Segundo a prefeitura, em 2016 foram registrados 2.546 casos de suspeita de dengue na cidade, um crescimento de 229% em relação ao ano anterior, quando houve 774 notificações. Os casos confirmados de zika também cresceram no período, indo de 11 para 190. Já as confirmações de chicungunha subiram de duas para 37. Até o fechamento desta edição, a prefeitura não havia informado os dados de registros destas doenças em Niterói no primeiro trimestre deste ano.

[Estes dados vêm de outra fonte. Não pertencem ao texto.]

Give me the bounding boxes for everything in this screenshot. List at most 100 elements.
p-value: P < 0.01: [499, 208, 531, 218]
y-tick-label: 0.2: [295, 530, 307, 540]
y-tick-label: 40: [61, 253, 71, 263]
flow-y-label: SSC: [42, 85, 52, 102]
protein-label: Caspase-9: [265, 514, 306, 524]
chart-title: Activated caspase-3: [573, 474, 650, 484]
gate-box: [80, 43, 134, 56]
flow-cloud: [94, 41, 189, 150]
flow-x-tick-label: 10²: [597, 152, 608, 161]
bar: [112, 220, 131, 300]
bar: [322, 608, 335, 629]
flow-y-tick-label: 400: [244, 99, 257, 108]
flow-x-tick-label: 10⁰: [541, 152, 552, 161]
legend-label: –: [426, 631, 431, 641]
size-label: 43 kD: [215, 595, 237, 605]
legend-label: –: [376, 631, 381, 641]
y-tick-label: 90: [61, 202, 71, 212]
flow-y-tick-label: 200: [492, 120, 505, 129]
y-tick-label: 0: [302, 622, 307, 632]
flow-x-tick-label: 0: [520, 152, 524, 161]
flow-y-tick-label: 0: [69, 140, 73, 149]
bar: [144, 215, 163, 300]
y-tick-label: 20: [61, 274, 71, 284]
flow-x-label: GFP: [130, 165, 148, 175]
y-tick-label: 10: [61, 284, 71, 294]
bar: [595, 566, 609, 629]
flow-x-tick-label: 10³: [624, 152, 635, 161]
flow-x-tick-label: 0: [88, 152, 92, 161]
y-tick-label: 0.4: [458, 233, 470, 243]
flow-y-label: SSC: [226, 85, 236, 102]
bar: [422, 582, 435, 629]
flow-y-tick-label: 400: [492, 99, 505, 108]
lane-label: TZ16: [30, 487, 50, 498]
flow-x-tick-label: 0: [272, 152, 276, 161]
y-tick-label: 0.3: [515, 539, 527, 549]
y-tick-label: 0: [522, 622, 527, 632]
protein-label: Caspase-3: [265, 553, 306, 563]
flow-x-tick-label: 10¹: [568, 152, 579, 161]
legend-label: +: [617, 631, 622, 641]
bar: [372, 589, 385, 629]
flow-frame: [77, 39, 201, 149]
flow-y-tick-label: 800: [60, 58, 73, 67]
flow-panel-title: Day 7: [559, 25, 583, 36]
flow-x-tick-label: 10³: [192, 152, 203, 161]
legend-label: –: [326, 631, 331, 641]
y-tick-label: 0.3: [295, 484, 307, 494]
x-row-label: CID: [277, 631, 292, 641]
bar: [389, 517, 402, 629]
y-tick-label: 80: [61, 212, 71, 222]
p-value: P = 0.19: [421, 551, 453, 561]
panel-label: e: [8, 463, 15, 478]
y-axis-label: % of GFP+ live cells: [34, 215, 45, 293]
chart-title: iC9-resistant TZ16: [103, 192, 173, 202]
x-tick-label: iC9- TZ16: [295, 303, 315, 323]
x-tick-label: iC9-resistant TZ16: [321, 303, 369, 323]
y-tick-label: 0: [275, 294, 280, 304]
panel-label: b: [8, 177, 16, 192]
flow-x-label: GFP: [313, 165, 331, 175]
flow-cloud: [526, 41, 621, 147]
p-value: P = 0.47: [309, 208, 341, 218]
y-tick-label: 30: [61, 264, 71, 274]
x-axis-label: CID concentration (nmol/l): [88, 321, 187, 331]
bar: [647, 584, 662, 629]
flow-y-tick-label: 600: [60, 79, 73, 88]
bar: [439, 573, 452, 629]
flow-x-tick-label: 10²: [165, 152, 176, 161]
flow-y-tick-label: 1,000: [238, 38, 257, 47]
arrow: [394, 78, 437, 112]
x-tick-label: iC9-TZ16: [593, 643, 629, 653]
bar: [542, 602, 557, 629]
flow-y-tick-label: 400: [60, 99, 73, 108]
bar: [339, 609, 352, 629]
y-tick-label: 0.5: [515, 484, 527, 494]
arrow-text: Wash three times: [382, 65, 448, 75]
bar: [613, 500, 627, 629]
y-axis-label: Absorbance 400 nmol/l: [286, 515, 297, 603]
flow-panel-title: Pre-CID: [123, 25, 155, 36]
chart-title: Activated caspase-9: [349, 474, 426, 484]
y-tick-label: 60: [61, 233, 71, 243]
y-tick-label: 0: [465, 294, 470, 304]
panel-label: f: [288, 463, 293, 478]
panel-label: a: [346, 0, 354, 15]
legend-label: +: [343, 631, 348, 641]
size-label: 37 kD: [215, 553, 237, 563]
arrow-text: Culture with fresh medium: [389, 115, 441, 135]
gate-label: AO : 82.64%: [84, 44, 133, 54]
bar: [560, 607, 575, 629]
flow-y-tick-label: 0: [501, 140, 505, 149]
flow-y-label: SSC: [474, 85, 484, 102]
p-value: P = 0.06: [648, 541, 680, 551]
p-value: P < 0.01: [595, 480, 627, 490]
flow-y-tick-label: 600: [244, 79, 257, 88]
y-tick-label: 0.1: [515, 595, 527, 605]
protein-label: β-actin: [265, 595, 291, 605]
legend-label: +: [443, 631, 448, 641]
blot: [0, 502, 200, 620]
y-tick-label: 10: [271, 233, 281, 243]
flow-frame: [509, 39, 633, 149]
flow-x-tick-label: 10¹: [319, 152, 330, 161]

Há um mês, o município reforçou a vacinação contra febre amarela na cidade. A Secretaria Municipal de Saúde abriu novas salas de imunização nas policlínicas regionais e dois novos pontos de atendimento, em Jurujuba e no Engenho do Mato. Solicitou também ao governo do estado reforço no envio de vacinas contra a febre amarela, e a Secretaria de Estado de Saúde se comprometeu a ampliar a remessa para Niterói ainda este mês. De acordo com a prefeitura, a medida permitirá o reforço da vacinação, “principalmente, em áreas próximas a matas e remanescentes de florestas”.

A imunização está ocorrendo de segunda a sexta-feira, das 9h às 16h, em todas as policlínicas regionais do município, incluindo a de Jurujuba e o Médico de Família do Engenho do Mato.